MSF Urges Delivery of Food to Starving Zamzam Camp Residents Impacted by Blockade in Sudan
Paris – This month’s nutrition screening by Sudanese health authorities and Médecins Sans Frontières (MSF) at Zamzam camp in North Darfur paints a grim picture: malnutrition is spiraling out of control. Supplies are running dry, forcing us to pull back on services. The United Nations and international stakeholders in humanitarian negotiations must explore all avenues, including airdrops, to swiftly deliver food and essentials.
“These results only reinforce the calamity we’ve been alerting about for months—daily, things worsen, and time’s ticking away,” said Michel Olivier Lacharité, head of emergency operations for MSF. “We’re staring at the potential loss of thousands of children in the coming weeks if we don’t act fast to get humanitarian aid and vital supplies to Zamzam.”

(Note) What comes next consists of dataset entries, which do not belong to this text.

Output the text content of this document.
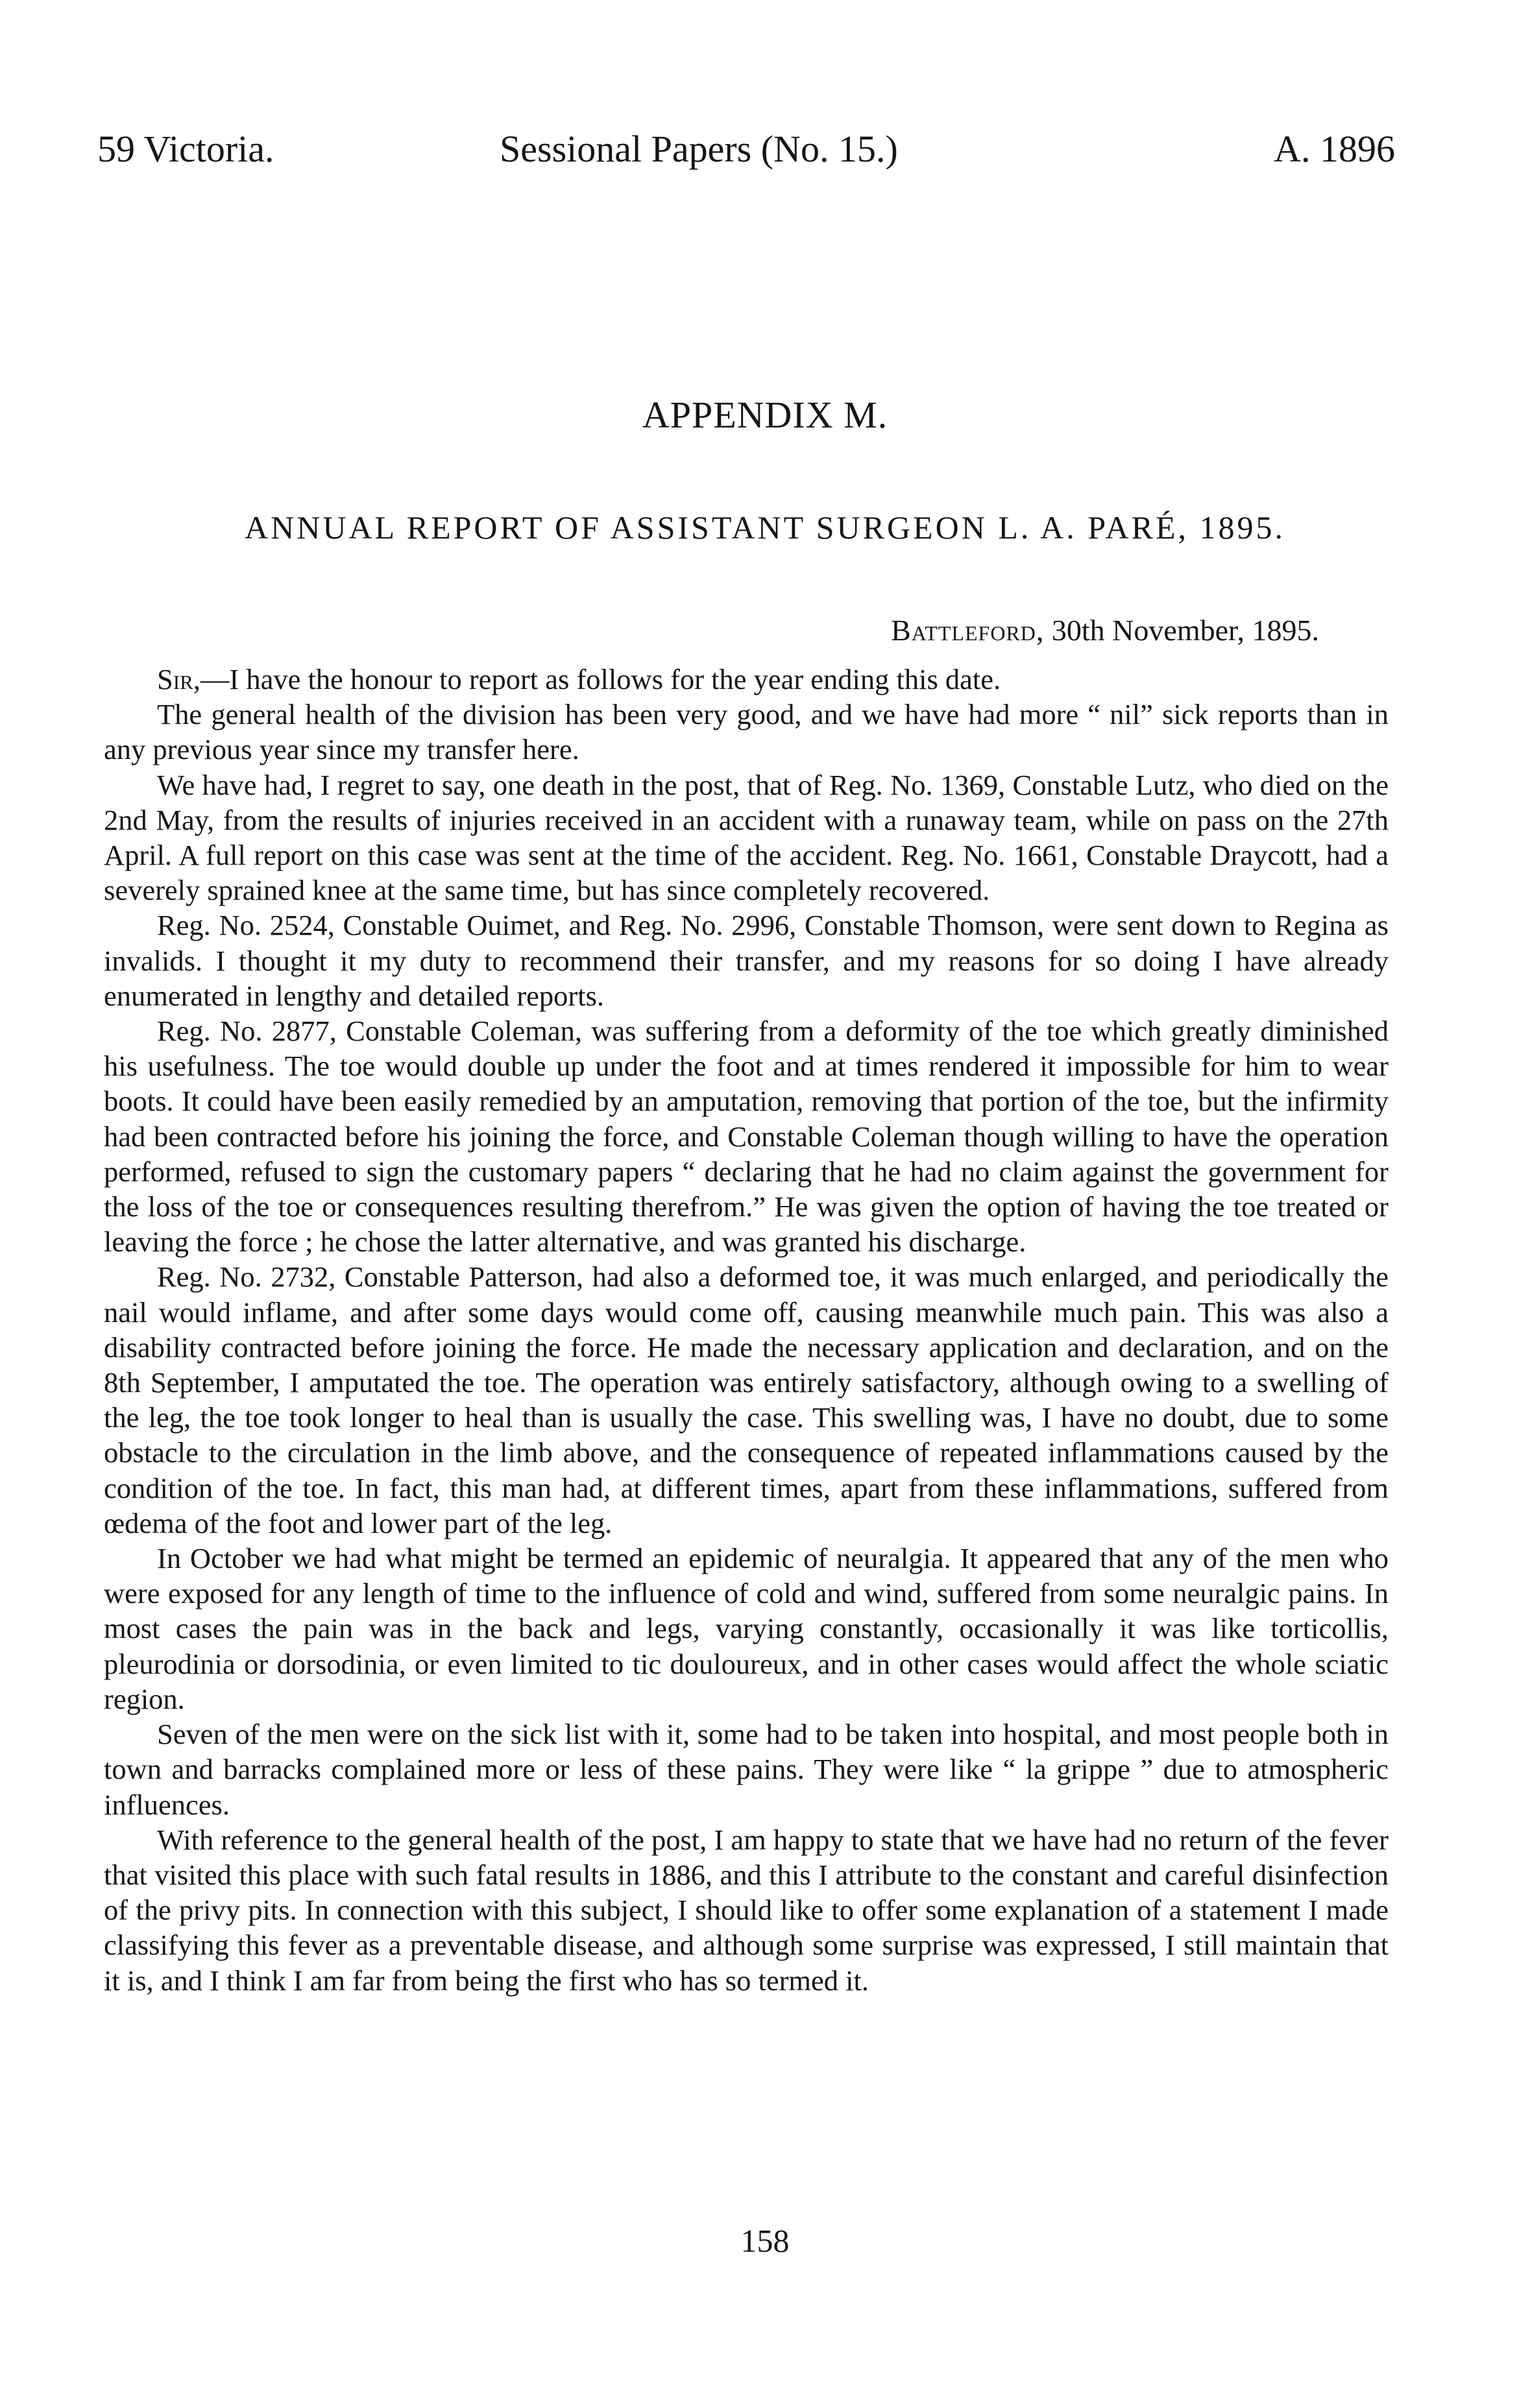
59 Victoria.	Sessional Papers (No. 15.)	A. 1896
APPENDIX M.
ANNUAL REPORT OF ASSISTANT SURGEON L. A. PARÉ, 1895.
Battleford, 30th November, 1895.

Sir,—I have the honour to report as follows for the year ending this date.

The general health of the division has been very good, and we have had more “ nil” sick reports than in any previous year since my transfer here.

We have had, I regret to say, one death in the post, that of Reg. No. 1369, Constable Lutz, who died on the 2nd May, from the results of injuries received in an accident with a runaway team, while on pass on the 27th April. A full report on this case was sent at the time of the accident. Reg. No. 1661, Constable Draycott, had a severely sprained knee at the same time, but has since completely recovered.

Reg. No. 2524, Constable Ouimet, and Reg. No. 2996, Constable Thomson, were sent down to Regina as invalids. I thought it my duty to recommend their transfer, and my reasons for so doing I have already enumerated in lengthy and detailed reports.

Reg. No. 2877, Constable Coleman, was suffering from a deformity of the toe which greatly diminished his usefulness. The toe would double up under the foot and at times rendered it impossible for him to wear boots. It could have been easily remedied by an amputation, removing that portion of the toe, but the infirmity had been contracted before his joining the force, and Constable Coleman though willing to have the operation performed, refused to sign the customary papers “ declaring that he had no claim against the government for the loss of the toe or consequences resulting therefrom.” He was given the option of having the toe treated or leaving the force ; he chose the latter alternative, and was granted his discharge.

Reg. No. 2732, Constable Patterson, had also a deformed toe, it was much enlarged, and periodically the nail would inflame, and after some days would come off, causing meanwhile much pain. This was also a disability contracted before joining the force. He made the necessary application and declaration, and on the 8th September, I amputated the toe. The operation was entirely satisfactory, although owing to a swelling of the leg, the toe took longer to heal than is usually the case. This swelling was, I have no doubt, due to some obstacle to the circulation in the limb above, and the consequence of repeated inflammations caused by the condition of the toe. In fact, this man had, at different times, apart from these inflammations, suffered from œdema of the foot and lower part of the leg.

In October we had what might be termed an epidemic of neuralgia. It appeared that any of the men who were exposed for any length of time to the influence of cold and wind, suffered from some neuralgic pains. In most cases the pain was in the back and legs, varying constantly, occasionally it was like torticollis, pleurodinia or dorsodinia, or even limited to tic douloureux, and in other cases would affect the whole sciatic region.

Seven of the men were on the sick list with it, some had to be taken into hospital, and most people both in town and barracks complained more or less of these pains. They were like “ la grippe ” due to atmospheric influences.

With reference to the general health of the post, I am happy to state that we have had no return of the fever that visited this place with such fatal results in 1886, and this I attribute to the constant and careful disinfection of the privy pits. In connection with this subject, I should like to offer some explanation of a statement I made classifying this fever as a preventable disease, and although some surprise was expressed, I still maintain that it is, and I think I am far from being the first who has so termed it.

158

Despite some hopeful rhetoric from peace talks in Geneva in mid-August, tangible aid hasn’t trickled into Zamzam or nearby El-Fasher since early August. This was when the Integrated Food Security Phase Classification Famine Review Committee declared the area in famine.
Restricted supply routes, controlled by the Rapid Support Forces (RSF), have been a significant barrier. The escalation of conflict around El Fasher since May has made it almost impossible to deliver therapeutic food, medicines, and critical supplies to the camp.
“We are at a pivot where thousands of children face a dire fate in the coming weeks unless we intervene with urgent solutions,” reiterated Lacharité.
Time is perilously short to prevent unnecessary deaths. Among the 29,000 children under five who were screened last week during a vaccination campaign at Zamzam, 10% face severe acute malnutrition—a life-threatening condition. Another 34% suffer from global acute malnutrition, which, if untreated, will escalate to severe acute malnutrition.
“The malnutrition rates uncovered during this screening are staggeringly high, likely among the worst currently on record globally,” noted Claudine Mayer, MSF’s medical referent. “It’s alarming because these results are often underreported in this region when we rely solely on mid-upper arm circumference, as we did here, instead of combining it with weight and height measurements.”
Back in March 2024, a mass screening showed an 8% severe acute malnutrition rate and a 29% global acute malnutrition rate—already twice the World Health Organization’s alert threshold of 15%.
The available food, sourced from pre-existing stocks, is sorely insufficient for the area’s population. Food prices in El Fasher have tripled compared to the rest of Darfur, and soaring fuel prices further complicate efforts to pump water and run generator-dependent clinics. Reports from our staff on the ground indicate that many residents expect to eat only once a day.
“Given this dire scenario, our response should be expanding,” Mayer asserts. “Instead, we’re on the brink, dangerously low on supplies and recently forced to narrow our focus to children in the most critical condition.”
“This predicament led to suspending treatments for less severe malnutrition cases, affecting an active group of 2,700 children. We also had to cease consultations for adults and children over five, resulting in thousands of missed consultations each month,” added Mayer.
Zamzam camp hosts an estimated 300,000 to 500,000 people, many of whom are repeatedly displaced individuals fleeing Sudan’s ongoing conflict.
“These unconscionable supply blockades mean we’re forsaking a growing number of patients who already had scant options for life-saving care,” said Lacharité. “If roadways can’t facilitate the transport of massive urgent supplies, the United Nations must consider every possible alternative. Delaying means more deaths—potentially thousands.”